On entendit en ce moment l’hôte refermer la porte d’une chambre, puis la porte du corridor, y mettre les verrous, et revenir précipitamment du côté des deux interlocuteurs.

Il offrit alors un siège à Coconnas, un siège à Maurevel, et en prenant un troisième pour lui:

– Tout est bien clos, dit-il, monsieur de Maurevel, vous pouvez parler.

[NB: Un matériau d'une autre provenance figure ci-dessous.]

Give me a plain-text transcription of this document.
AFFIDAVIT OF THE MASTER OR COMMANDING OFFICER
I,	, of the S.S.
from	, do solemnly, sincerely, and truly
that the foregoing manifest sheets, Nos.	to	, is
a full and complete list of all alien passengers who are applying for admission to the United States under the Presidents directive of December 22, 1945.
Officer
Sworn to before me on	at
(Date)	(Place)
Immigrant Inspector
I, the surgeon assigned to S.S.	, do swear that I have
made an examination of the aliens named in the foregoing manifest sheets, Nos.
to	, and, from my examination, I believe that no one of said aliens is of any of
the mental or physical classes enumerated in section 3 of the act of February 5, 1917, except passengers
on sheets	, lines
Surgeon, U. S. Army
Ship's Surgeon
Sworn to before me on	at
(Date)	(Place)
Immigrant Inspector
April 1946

Onze heures sonnaient en Saint-Germain-l’Auxerrois. Maurevel compta l’un après l’autre chaque battement de marteau qui retentissait vibrant et lugubre dans la nuit, et quand le dernier se fut éteint dans l’espace:

– Monsieur, dit-il en se retournant vers Coconnas tout hérissé à l’aspect des précautions que prenaient les deux hommes, monsieur, êtes-vous bon catholique?

– Mais je le crois, répondit Coconnas.

– Monsieur, continua Maurevel, êtes-vous dévoué au roi?

– De cœur et d’âme. Je crois même que vous m’offensez, monsieur, en m’adressant une pareille question.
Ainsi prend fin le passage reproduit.